Воины вышли вслед за Петаром, который запер дверь. И Джюро остался один, на голой земле, в мрачной тюрьме Тахи, в замке Сусед. В отчаянии, он тихо стонал и, чтобы не сойти с ума, прислонил горячую голову к холодному камню, моля бога сохранить ему здравый рассудок для мести.
8
Громкий плач несчастных матерей разносился по селам, горькие слезы орошали землю хорватских крестьян. Отряды грубых ратников Тахи гнали на веревке молодых кметов и свободных крестьян, забранных в солдаты. Тысячи проклятий неслись к высоким башням Суседа. Злодеи, понятно, не интересовались Джюро Могаичем, но о нем справлялся Губец, справлялась Яна. Напрасно! О нем не было ни слуху ни духу. Ушел ночью из Брдовца, а до Стубицы не дошел. Пропал – как в воду канул!
Губец стоял посреди двора, уперев руки в бока, и мрачно смотрел в землю.
– Да, – говорил он про себя, – он мне сказал: «Это ты вскоре увидишь», а я ему ответил: «И ты вскоре увидишь». Да, да, это дело рук Тахи.
Перед Губцем стояла и плакала Яна, а на скамье под ореховым деревом сидел с поникшей головой Юрко. Яна, прижав руки к груди, громко стонала, и крупные слезы текли из распухших глаз по ее лицу. Наконец она стала на колени, в отчаянии припала к ногам Губца, схватилась за голову и закричала:
– Заклинаю вас господом богом, заклинаю вас кровью Исуса, помогите, кум Мато! Если вы не поможете, то и ангелы небесные не помогут.
– Успокойся, Яна, – сказал Губец, положив руку на голову бедной девушки, и на глазах его показались слезы, – попробую еще раз.
И Матия вторично отправился в Сусед, а с ним пошел и брдовацкий священник Иван Бабич. В замке и около него сновали всадники; этой ночью господин Тахи должен был двинуться с отрядом в Венгрию. Владелец Суседа допустил их к себе. Сперва говорил Губец, потом поп; они просили его, ради всего святого, отпустить Джюро. Но Тахи спокойно ответил:
– Дивлюсь я вам, что вы ищете Джюро у меня; скорей бы мне искать его у вас и спрашивать, где он. Я тогда на тебя очень рассердился, Мато, да потом передумал. Ты прав: Джюро свободный; он мне не нужен. В моем замке его нет. Пусть себе женится. Прощайте.
Кмет и поп грустные вернулись в Брдовец.
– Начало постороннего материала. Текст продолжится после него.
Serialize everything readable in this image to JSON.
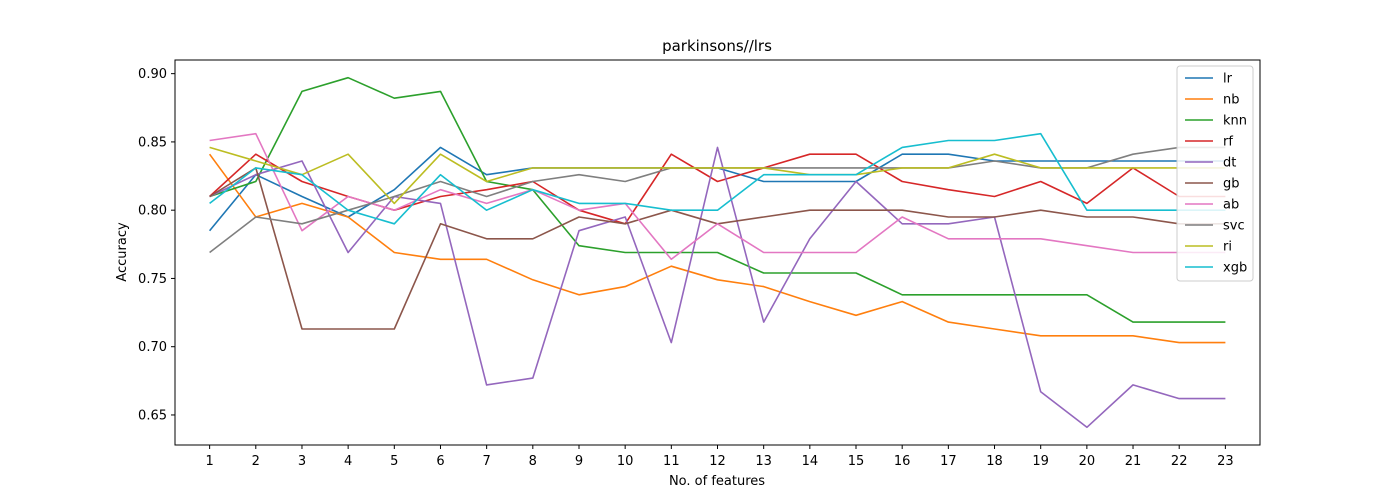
{
  "chart_data": {
    "type": "line",
    "title": "parkinsons//lrs",
    "xlabel": "No. of features",
    "ylabel": "Accuracy",
    "x": [
      1,
      2,
      3,
      4,
      5,
      6,
      7,
      8,
      9,
      10,
      11,
      12,
      13,
      14,
      15,
      16,
      17,
      18,
      19,
      20,
      21,
      22,
      23
    ],
    "xlim": [
      0.25,
      23.75
    ],
    "ylim": [
      0.628,
      0.91
    ],
    "yticks": [
      0.65,
      0.7,
      0.75,
      0.8,
      0.85,
      0.9
    ],
    "ytick_labels": [
      "0.65",
      "0.70",
      "0.75",
      "0.80",
      "0.85",
      "0.90"
    ],
    "grid": false,
    "legend_position": "top-right",
    "series": [
      {
        "name": "lr",
        "color": "#1f77b4",
        "values": [
          0.785,
          0.826,
          0.81,
          0.795,
          0.815,
          0.846,
          0.826,
          0.831,
          0.831,
          0.831,
          0.831,
          0.831,
          0.821,
          0.821,
          0.821,
          0.841,
          0.841,
          0.836,
          0.836,
          0.836,
          0.836,
          0.836,
          0.836
        ]
      },
      {
        "name": "nb",
        "color": "#ff7f0e",
        "values": [
          0.841,
          0.795,
          0.805,
          0.795,
          0.769,
          0.764,
          0.764,
          0.749,
          0.738,
          0.744,
          0.759,
          0.749,
          0.744,
          0.733,
          0.723,
          0.733,
          0.718,
          0.713,
          0.708,
          0.708,
          0.708,
          0.703,
          0.703
        ]
      },
      {
        "name": "knn",
        "color": "#2ca02c",
        "values": [
          0.81,
          0.821,
          0.887,
          0.897,
          0.882,
          0.887,
          0.821,
          0.815,
          0.774,
          0.769,
          0.769,
          0.769,
          0.754,
          0.754,
          0.754,
          0.738,
          0.738,
          0.738,
          0.738,
          0.738,
          0.718,
          0.718,
          0.718
        ]
      },
      {
        "name": "rf",
        "color": "#d62728",
        "values": [
          0.81,
          0.841,
          0.821,
          0.81,
          0.8,
          0.81,
          0.815,
          0.821,
          0.8,
          0.79,
          0.841,
          0.821,
          0.831,
          0.841,
          0.841,
          0.821,
          0.815,
          0.81,
          0.821,
          0.805,
          0.831,
          0.81,
          0.81
        ]
      },
      {
        "name": "dt",
        "color": "#9467bd",
        "values": [
          0.81,
          0.826,
          0.836,
          0.769,
          0.81,
          0.805,
          0.672,
          0.677,
          0.785,
          0.795,
          0.703,
          0.846,
          0.718,
          0.779,
          0.821,
          0.79,
          0.79,
          0.795,
          0.667,
          0.641,
          0.672,
          0.662,
          0.662
        ]
      },
      {
        "name": "gb",
        "color": "#8c564b",
        "values": [
          0.81,
          0.831,
          0.713,
          0.713,
          0.713,
          0.79,
          0.779,
          0.779,
          0.795,
          0.79,
          0.8,
          0.79,
          0.795,
          0.8,
          0.8,
          0.8,
          0.795,
          0.795,
          0.8,
          0.795,
          0.795,
          0.79,
          0.79
        ]
      },
      {
        "name": "ab",
        "color": "#e377c2",
        "values": [
          0.851,
          0.856,
          0.785,
          0.81,
          0.8,
          0.815,
          0.805,
          0.815,
          0.8,
          0.805,
          0.764,
          0.79,
          0.769,
          0.769,
          0.769,
          0.795,
          0.779,
          0.779,
          0.779,
          0.774,
          0.769,
          0.769,
          0.769
        ]
      },
      {
        "name": "svc",
        "color": "#7f7f7f",
        "values": [
          0.769,
          0.795,
          0.79,
          0.8,
          0.81,
          0.821,
          0.81,
          0.821,
          0.826,
          0.821,
          0.831,
          0.831,
          0.831,
          0.831,
          0.831,
          0.831,
          0.831,
          0.836,
          0.831,
          0.831,
          0.841,
          0.846,
          0.846
        ]
      },
      {
        "name": "ri",
        "color": "#bcbd22",
        "values": [
          0.846,
          0.836,
          0.826,
          0.841,
          0.805,
          0.841,
          0.821,
          0.831,
          0.831,
          0.831,
          0.831,
          0.831,
          0.831,
          0.826,
          0.826,
          0.831,
          0.831,
          0.841,
          0.831,
          0.831,
          0.831,
          0.831,
          0.831
        ]
      },
      {
        "name": "xgb",
        "color": "#17becf",
        "values": [
          0.805,
          0.831,
          0.826,
          0.8,
          0.79,
          0.826,
          0.8,
          0.815,
          0.805,
          0.805,
          0.8,
          0.8,
          0.826,
          0.826,
          0.826,
          0.846,
          0.851,
          0.851,
          0.856,
          0.8,
          0.8,
          0.8,
          0.8
        ]
      }
    ]
  }
}
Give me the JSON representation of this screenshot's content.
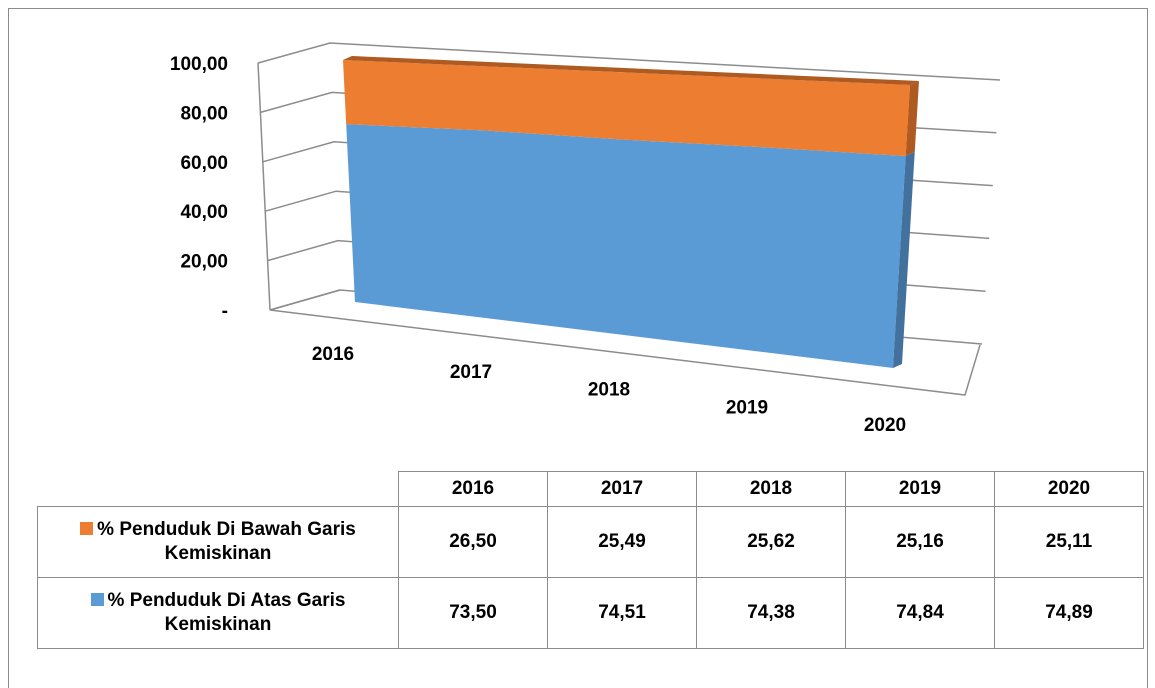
{
  "chart_data": {
    "type": "area3d",
    "categories": [
      "2016",
      "2017",
      "2018",
      "2019",
      "2020"
    ],
    "series": [
      {
        "name": "% Penduduk Di Atas Garis Kemiskinan",
        "color": "#5b9bd5",
        "values": [
          73.5,
          74.51,
          74.38,
          74.84,
          74.89
        ],
        "value_labels": [
          "73,50",
          "74,51",
          "74,38",
          "74,84",
          "74,89"
        ]
      },
      {
        "name": "% Penduduk Di Bawah Garis Kemiskinan",
        "color": "#ed7d31",
        "values": [
          26.5,
          25.49,
          25.62,
          25.16,
          25.11
        ],
        "value_labels": [
          "26,50",
          "25,49",
          "25,62",
          "25,16",
          "25,11"
        ]
      }
    ],
    "stacked": true,
    "ylim": [
      0,
      100
    ],
    "yticks": [
      {
        "value": 0,
        "label": "-"
      },
      {
        "value": 20,
        "label": "20,00"
      },
      {
        "value": 40,
        "label": "40,00"
      },
      {
        "value": 60,
        "label": "60,00"
      },
      {
        "value": 80,
        "label": "80,00"
      },
      {
        "value": 100,
        "label": "100,00"
      }
    ],
    "grid": true
  }
}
Не солгал ли этот господин, спрашивал себя крестьянин. Без сомнения, солгал. В это время мимо них проходил молодой Андрия Хорват, слуга госпожи Хенинг, которого Тахи прогнал.
– Андро, – позвал его Губец, – поди сюда, мне надо сказать тебе два слова. Этой ночью Тахи с отрядом выступает в Венгрию.
– Ну?
– Беги со всех ног в Сусед. Заберись в лес, что над дорогой, но которой отряд пойдет из села.
– Зачем?
– Хочешь отомстить Тахи?
– Еще бы! – быстро сказал Андрия.
– Ладно. Так сделай, как я сказал; и когда войско будет проходить, крикни что есть мочи: «Джюро Могаич, Яна тебя зовет». Следи хорошенько – отзовется ли кто-нибудь. Разузнай также, сколько воинов осталось в замке. И потом возвращайся поскорее сюда; я буду у Илии Грегорича.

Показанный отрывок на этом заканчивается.